Four were admitted to hospital. On Monday, one officer is still receiving hospital treatment.

It followed a loyalist protest over the decision to restrict the flying of the union flag at Belfast City Hall.

Mr Baggott said that “sweeping protesters” off the streets would not work and he said that the parades were not being properly regulated.

“I want to see an absolute reassertion of the rule of law in relation to the Parades Commision’s position,” he said.

“You can’t have public safety and unregulated parades – they don’t go together.

“I want to see a total assertion again that the only way to allow peaceful protest must be through proper notification, proper planning and proper regulation and that needs to a universal voice across politics and from those who are community activists.”

Mr Baggott said his overwhelming sentiment and those of the vast majority of people is sadness.

“Sadness that we’ve seen another weekend of disorder, another weekend where inevitably as the weeks unfold, young people predominantly being brought before the courts with their lives being blighted by criminal convictions,” he said.

Belfast Interface Project director Joe O’Donnell said keeping rival groups apart is vital, or years of cross-community work will be destroyed.

“If the protests are to continue a good step would be to move them back from interface areas,” Mr O’Donnell said.

“That would immediately start to bring a calm to the situation.

“It would give an opportunity for people to begin to engage, to try and talk to each other, to try and rebuild, to ease the tensions and to try and pick up the pieces.”

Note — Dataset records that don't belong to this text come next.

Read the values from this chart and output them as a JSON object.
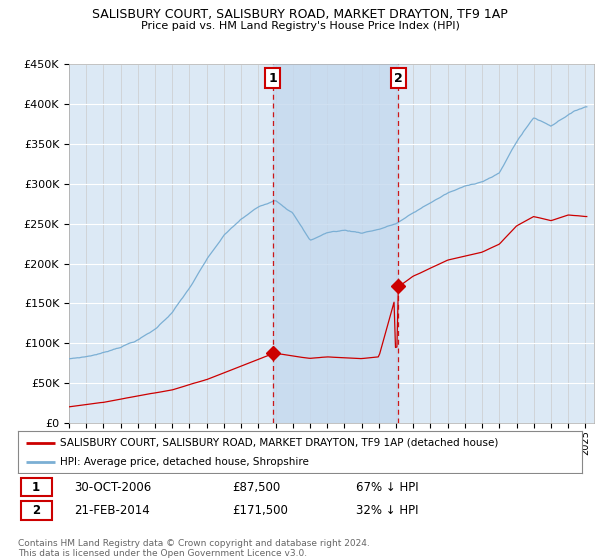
{
  "title": "SALISBURY COURT, SALISBURY ROAD, MARKET DRAYTON, TF9 1AP",
  "subtitle": "Price paid vs. HM Land Registry's House Price Index (HPI)",
  "ylim": [
    0,
    450000
  ],
  "xlim_start": 1995.0,
  "xlim_end": 2025.5,
  "legend_line1": "SALISBURY COURT, SALISBURY ROAD, MARKET DRAYTON, TF9 1AP (detached house)",
  "legend_line2": "HPI: Average price, detached house, Shropshire",
  "annotation1_label": "1",
  "annotation1_date": "30-OCT-2006",
  "annotation1_price": "£87,500",
  "annotation1_hpi": "67% ↓ HPI",
  "annotation2_label": "2",
  "annotation2_date": "21-FEB-2014",
  "annotation2_price": "£171,500",
  "annotation2_hpi": "32% ↓ HPI",
  "footnote": "Contains HM Land Registry data © Crown copyright and database right 2024.\nThis data is licensed under the Open Government Licence v3.0.",
  "hpi_color": "#7bafd4",
  "price_color": "#cc0000",
  "marker1_x": 2006.83,
  "marker1_y": 87500,
  "marker2_x": 2014.13,
  "marker2_y": 171500,
  "vline1_x": 2006.83,
  "vline2_x": 2014.13,
  "background_color": "#dce9f5",
  "shade_color": "#c5d9ee",
  "grid_color": "#cccccc"
}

Senior leaders of a loyalist paramilitary group have said violent opposition to the union flag decision must stop.

A senior Ulster Defence Association (UDA) figure said loyalists were playing into Sinn Féin’s hands.

Jimmy Birch, from the organisation in east Belfast, was speaking in an interview for a BBC Radio Ulster documentary, Inside The Flag Protests.

“Every time they call a tune, we take to the streets,” he said.

“We are wrecking our own areas, we fight with the police, we are burning our own cars and we stop our own people going to work and coming home from work and disrupt our own people’s way of life.

“It is wrong, we need to step back and we need to stop being predictable.”

Mr Birch said UDA members had been told not to take part in rioting.

Meanwhile, at least 1,000 people gathered outside Belfast City Hall at lunchtime on Sunday to protest against the violence.

There were no speeches, but for five minutes they clapped, cheered, whistled, and banged drums in what they called an “anti-silence”.

People said they were representing “the silent majority” who were opposed to violence and trouble.

Trouble started after Belfast City Council voted on December 3 last year by 29-21 to only fly the Union flag on designated days of the year.

The first was last Wednesday for the Duchess of Cambridge, Kate Middleton’s 31st birthday.

It will next be flown on January 20 for the Duchess of Wessex’s birthday.

The majority of the street demonstrations have passed without incident.

However, some have resulted in serious rioting in which 99 police officers have been injured.

To date 112 people have been arrested, of whom 85 have been charged.

Police expect to make more arrests in the days and weeks ahead.